Copyright **`(c)`** 2024 Giovanni Squillero `<giovanni.squillero@polito.it>`  
[`https://github.com/squillero/computational-intelligence`](https://github.com/squillero/computational-intelligence)  
Free for personal or classroom use; see [`LICENSE.md`](https://github.com/squillero/computational-intelligence/blob/master/LICENSE.md) for details.  

# Set Cover problem

See: https://en.wikipedia.org/wiki/Set_cover_problem

In [27]:
import numpy as np
from random import randint
from icecream import ic

## Reproducible Initialization

If you want to get reproducible results, use `rng` (and restart the kernel); for non-reproducible ones, use `np.random`.

In [28]:
UNIVERSE_SIZE = 100_000
NUM_SETS = 10_000
DENSITY = 0.3

rng = np.random.Generator(np.random.PCG64([UNIVERSE_SIZE, NUM_SETS, int(10_000 * DENSITY)]))

def generate_instance(universe_size, num_sets, density):
    sets = np.random.random((num_sets, universe_size)) < density
    for s in range(universe_size):
        if not np.any(sets[:, s]):
            sets[randint(0, num_sets - 1), s] = True
    costs = np.power(sets.sum(axis=1), 1.1)
    return sets, costs

In [29]:
# DON'T EDIT THESE LINES!

SETS = np.random.random((NUM_SETS, UNIVERSE_SIZE)) < DENSITY
for s in range(UNIVERSE_SIZE):
    if not np.any(SETS[:, s]):
        SETS[np.random.randint(NUM_SETS), s] = True
COSTS = np.pow(SETS.sum(axis=1), 1.1)

KeyboardInterrupt: 

## Helper Functions

In [24]:
def valid(solution, sets):
    """Checks wether solution is valid (ie. covers all universe)"""
    return np.all(np.logical_or.reduce(sets[solution]))


def cost(solution, costs):
    """Returns the cost of a solution (to be minimized)"""
    return costs[solution].sum()

def tweak(solution):
    """Generates a new solution by flipping one random set"""
    new_solution = solution.copy()
    index = randint(0, len(solution) - 1)
    new_solution[index] = not new_solution[index]
    return new_solution


## Have Fun!

## Hill Climbing Algorithm

In this section, we implement the **Hill Climbing** algorithm to solve the Set Cover problem. The algorithm starts with a random solution and iteratively improves it by tweaking to either increase coverage or decrease cost.

### Algorithm Steps:
1. Start with a random solution (50% of sets selected).
2. Calculate the coverage and cost of the current solution.
3. Generate a new solution by flipping a random set (tweak).
4. Accept the new solution if:
    - It increases the coverage of the universe, or
    - It maintains the same coverage but reduces the cost.
5. Repeat for a fixed number of iterations (`max_steps`).


In [25]:
def hill_climbing(sets, costs, max_steps=1000):
    solution = np.random.rand(sets.shape[0]) < 0.5  # Start with a random solution
    best_solution = solution
    best_coverage = np.sum(np.logical_or.reduce(sets[solution]))
    best_cost = cost(solution, costs)

    for step in range(max_steps):
        # Generate a new solution by tweaking the current one
        new_solution = tweak(solution)
        new_coverage = np.sum(np.logical_or.reduce(sets[new_solution]))
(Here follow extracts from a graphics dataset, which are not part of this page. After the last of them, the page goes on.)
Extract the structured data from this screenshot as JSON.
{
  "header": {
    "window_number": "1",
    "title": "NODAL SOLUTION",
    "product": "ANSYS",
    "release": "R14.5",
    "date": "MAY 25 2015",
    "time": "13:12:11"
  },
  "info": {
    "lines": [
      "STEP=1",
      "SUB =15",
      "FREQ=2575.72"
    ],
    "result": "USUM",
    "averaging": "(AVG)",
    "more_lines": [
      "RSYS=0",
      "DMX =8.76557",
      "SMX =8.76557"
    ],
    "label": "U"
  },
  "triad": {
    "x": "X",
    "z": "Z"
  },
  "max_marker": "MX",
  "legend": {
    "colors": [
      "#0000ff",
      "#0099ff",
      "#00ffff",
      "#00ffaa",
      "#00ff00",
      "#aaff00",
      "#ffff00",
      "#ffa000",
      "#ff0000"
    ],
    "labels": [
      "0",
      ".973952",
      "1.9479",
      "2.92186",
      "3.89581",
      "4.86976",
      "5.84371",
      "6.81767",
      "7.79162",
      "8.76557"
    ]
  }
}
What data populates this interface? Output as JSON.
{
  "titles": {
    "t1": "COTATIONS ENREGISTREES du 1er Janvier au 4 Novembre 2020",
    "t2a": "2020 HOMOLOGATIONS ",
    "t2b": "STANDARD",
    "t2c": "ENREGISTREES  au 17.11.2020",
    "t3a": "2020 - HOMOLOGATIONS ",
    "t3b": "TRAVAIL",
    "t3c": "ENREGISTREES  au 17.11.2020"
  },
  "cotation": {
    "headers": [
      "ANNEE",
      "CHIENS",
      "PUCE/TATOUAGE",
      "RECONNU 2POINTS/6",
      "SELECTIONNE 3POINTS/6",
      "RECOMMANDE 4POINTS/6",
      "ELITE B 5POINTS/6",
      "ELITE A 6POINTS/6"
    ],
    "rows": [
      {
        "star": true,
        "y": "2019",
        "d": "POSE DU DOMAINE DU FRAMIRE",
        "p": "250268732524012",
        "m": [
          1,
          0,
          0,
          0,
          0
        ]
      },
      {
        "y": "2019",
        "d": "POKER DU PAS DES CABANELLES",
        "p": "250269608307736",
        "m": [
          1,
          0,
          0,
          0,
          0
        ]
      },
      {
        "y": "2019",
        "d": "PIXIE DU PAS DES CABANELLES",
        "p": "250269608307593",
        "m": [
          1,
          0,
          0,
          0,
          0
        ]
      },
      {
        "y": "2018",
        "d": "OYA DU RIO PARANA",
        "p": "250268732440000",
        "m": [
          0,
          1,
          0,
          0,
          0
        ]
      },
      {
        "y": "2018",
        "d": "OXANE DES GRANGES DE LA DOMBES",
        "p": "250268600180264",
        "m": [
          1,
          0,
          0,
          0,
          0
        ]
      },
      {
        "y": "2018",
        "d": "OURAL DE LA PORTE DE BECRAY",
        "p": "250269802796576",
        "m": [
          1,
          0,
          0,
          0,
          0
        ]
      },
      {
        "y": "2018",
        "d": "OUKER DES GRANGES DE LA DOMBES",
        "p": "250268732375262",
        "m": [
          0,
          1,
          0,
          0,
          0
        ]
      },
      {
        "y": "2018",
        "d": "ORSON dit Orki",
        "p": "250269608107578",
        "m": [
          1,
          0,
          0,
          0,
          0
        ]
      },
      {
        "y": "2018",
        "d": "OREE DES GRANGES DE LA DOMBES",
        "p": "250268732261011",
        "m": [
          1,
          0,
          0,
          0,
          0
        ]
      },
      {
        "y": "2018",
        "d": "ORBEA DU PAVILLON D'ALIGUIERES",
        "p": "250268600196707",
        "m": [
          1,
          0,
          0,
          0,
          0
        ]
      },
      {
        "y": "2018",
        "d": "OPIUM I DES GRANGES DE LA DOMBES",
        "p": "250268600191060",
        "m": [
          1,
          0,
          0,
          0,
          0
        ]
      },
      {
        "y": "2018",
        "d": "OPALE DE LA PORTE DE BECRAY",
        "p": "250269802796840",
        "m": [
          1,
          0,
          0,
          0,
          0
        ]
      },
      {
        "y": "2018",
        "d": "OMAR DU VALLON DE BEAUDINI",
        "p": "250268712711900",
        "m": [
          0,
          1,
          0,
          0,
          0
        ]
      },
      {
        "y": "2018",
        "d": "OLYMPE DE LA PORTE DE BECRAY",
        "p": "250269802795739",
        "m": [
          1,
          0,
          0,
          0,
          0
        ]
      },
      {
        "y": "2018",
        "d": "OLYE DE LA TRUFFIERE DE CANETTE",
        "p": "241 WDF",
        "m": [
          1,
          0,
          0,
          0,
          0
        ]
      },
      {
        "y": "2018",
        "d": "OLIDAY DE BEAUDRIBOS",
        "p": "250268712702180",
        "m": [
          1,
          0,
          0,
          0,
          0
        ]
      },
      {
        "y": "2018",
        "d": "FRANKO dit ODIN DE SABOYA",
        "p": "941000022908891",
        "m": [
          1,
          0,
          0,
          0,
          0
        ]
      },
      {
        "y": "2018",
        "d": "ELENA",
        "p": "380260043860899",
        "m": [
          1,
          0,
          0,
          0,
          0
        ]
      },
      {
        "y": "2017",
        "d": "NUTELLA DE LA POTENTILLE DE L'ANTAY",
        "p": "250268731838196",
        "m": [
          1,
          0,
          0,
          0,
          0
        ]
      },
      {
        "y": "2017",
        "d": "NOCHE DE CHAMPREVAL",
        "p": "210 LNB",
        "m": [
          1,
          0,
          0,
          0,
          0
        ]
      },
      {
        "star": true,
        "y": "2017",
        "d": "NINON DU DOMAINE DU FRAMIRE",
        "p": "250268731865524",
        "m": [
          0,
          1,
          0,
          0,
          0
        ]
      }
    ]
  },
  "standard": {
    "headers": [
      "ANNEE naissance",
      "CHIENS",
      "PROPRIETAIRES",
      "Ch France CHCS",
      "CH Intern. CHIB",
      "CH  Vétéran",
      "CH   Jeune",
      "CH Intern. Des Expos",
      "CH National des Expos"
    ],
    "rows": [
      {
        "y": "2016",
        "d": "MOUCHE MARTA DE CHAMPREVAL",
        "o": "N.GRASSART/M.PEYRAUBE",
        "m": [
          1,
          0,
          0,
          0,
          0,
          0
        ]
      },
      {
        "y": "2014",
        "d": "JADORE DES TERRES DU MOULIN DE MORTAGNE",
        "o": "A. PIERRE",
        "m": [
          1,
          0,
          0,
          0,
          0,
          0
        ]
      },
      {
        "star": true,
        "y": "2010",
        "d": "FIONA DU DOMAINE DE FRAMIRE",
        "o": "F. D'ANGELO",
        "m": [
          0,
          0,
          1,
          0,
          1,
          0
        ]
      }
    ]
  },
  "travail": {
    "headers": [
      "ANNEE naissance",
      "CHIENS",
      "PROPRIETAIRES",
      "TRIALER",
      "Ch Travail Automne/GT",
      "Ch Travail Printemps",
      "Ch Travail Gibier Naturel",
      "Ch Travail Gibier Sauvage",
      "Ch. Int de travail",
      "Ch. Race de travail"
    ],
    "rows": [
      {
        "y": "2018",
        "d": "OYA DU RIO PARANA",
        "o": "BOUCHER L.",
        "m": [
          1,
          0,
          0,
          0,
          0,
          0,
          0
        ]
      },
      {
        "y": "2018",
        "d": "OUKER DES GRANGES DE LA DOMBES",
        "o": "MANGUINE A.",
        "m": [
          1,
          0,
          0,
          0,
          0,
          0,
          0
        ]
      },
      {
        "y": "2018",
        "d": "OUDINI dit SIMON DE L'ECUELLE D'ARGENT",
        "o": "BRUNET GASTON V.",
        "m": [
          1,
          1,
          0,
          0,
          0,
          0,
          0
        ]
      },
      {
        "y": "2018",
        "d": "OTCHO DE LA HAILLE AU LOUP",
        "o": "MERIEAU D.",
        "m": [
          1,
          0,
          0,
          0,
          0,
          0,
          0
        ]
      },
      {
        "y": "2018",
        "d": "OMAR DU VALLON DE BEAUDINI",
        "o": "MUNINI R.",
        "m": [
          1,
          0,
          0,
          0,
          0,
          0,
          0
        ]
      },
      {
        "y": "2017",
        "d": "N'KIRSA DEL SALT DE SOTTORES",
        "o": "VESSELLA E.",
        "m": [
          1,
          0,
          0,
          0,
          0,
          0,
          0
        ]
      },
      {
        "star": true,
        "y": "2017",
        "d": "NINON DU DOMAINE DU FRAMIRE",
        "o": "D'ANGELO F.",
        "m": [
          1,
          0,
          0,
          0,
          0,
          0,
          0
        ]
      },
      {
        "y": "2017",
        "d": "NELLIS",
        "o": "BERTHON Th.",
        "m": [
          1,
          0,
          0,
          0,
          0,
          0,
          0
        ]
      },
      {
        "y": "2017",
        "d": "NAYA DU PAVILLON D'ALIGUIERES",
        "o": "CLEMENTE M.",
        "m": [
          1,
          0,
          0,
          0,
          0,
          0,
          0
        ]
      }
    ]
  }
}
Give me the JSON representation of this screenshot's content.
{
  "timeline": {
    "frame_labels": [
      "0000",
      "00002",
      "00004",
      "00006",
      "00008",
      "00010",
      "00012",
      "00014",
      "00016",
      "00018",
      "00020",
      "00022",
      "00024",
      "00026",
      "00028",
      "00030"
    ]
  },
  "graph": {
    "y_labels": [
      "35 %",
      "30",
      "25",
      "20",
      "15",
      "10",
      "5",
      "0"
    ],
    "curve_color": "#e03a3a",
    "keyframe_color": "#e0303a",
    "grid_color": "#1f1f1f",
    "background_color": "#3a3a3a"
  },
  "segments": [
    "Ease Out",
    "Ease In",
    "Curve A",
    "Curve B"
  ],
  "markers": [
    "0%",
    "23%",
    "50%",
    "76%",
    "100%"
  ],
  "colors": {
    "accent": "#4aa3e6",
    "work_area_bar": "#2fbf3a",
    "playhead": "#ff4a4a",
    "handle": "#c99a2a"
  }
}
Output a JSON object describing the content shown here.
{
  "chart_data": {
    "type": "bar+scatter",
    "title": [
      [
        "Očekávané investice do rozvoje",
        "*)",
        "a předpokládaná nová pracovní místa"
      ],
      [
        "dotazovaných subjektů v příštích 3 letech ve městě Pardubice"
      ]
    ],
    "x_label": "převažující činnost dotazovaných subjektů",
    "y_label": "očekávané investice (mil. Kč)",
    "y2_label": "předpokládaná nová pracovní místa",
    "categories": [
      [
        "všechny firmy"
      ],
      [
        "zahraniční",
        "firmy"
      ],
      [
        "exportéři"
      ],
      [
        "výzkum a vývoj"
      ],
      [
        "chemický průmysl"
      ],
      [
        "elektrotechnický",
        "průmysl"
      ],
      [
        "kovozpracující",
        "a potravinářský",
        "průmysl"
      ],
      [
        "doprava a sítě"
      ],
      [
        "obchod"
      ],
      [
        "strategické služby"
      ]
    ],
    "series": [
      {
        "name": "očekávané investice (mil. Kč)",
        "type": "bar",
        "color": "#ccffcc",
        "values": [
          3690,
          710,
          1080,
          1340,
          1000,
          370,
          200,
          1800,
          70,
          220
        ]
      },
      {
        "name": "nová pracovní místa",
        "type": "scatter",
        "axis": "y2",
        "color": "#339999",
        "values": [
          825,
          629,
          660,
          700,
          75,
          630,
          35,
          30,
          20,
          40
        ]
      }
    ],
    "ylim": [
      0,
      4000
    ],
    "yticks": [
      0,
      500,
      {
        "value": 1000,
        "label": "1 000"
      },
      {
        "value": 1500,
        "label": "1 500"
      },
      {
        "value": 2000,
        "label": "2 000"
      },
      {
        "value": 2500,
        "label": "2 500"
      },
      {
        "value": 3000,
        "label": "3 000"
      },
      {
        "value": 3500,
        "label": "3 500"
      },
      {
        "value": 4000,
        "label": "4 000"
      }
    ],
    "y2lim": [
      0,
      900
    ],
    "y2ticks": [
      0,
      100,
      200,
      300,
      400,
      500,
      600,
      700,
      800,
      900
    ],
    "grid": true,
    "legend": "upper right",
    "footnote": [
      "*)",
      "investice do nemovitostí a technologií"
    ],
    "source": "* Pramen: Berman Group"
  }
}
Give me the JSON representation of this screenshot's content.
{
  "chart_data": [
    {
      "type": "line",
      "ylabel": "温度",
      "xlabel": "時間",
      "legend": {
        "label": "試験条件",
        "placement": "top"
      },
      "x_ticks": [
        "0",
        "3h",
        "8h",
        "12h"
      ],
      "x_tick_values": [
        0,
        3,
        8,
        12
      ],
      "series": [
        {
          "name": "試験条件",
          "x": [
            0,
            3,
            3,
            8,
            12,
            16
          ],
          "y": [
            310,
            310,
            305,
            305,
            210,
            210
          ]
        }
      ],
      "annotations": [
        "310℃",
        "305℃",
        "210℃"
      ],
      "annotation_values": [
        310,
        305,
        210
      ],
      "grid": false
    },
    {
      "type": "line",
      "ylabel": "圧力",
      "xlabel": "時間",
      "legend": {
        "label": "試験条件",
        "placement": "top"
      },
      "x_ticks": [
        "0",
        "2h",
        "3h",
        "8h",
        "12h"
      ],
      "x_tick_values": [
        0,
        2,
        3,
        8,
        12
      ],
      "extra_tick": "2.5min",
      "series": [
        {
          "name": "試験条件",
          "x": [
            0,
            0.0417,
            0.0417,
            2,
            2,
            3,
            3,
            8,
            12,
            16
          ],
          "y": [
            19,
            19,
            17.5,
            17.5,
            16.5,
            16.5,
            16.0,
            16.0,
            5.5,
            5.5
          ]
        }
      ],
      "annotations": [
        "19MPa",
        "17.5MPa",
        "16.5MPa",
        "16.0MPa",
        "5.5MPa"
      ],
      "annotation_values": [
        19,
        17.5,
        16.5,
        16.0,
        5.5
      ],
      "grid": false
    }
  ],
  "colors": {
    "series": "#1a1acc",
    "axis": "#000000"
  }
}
        # Accept the new solution if it improves coverage or cost
        if new_coverage > best_coverage or (new_coverage == best_coverage and cost(new_solution, costs) < best_cost):
            solution = new_solution
            best_coverage = new_coverage
            best_cost = cost(new_solution, costs)

    return best_solution, best_coverage, best_cost


## Main Execution

In this section, we define multiple problem instances from the Lab 1 instructions, varying the universe size, number of sets, and density. For each instance, we run the Hill Climbing algorithm and print the results for evaluation.


In [None]:
# Lab 1 problem instances
instances = [
    {"universe_size": 100, "num_sets": 10, "density": 0.2},
    {"universe_size": 1000, "num_sets": 100, "density": 0.2},
    {"universe_size": 10000, "num_sets": 1000, "density": 0.2},
    {"universe_size": 100000, "num_sets": 10000, "density": 0.1},
    {"universe_size": 100000, "num_sets": 10000, "density": 0.2},
    {"universe_size": 100000, "num_sets": 10000, "density": 0.3}
]

# Execute Hill Climbing for all instances and print results
for instance in instances:
    universe_size = instance["universe_size"]
    num_sets = instance["num_sets"]
    density = instance["density"]

    print(f"Running for Universe Size: {universe_size}, Num Sets: {num_sets}, Density: {density}")

    # Generate the instance
    sets, costs = generate_instance(universe_size, num_sets, density)

    # Run Hill Climbing
    best_solution, best_coverage, best_cost = hill_climbing(sets, costs, max_steps=1000)

    # Print the results for evaluation
    print(f"Best Coverage: {best_coverage}/{universe_size}")
    print(f"Best Cost: {best_cost}\n")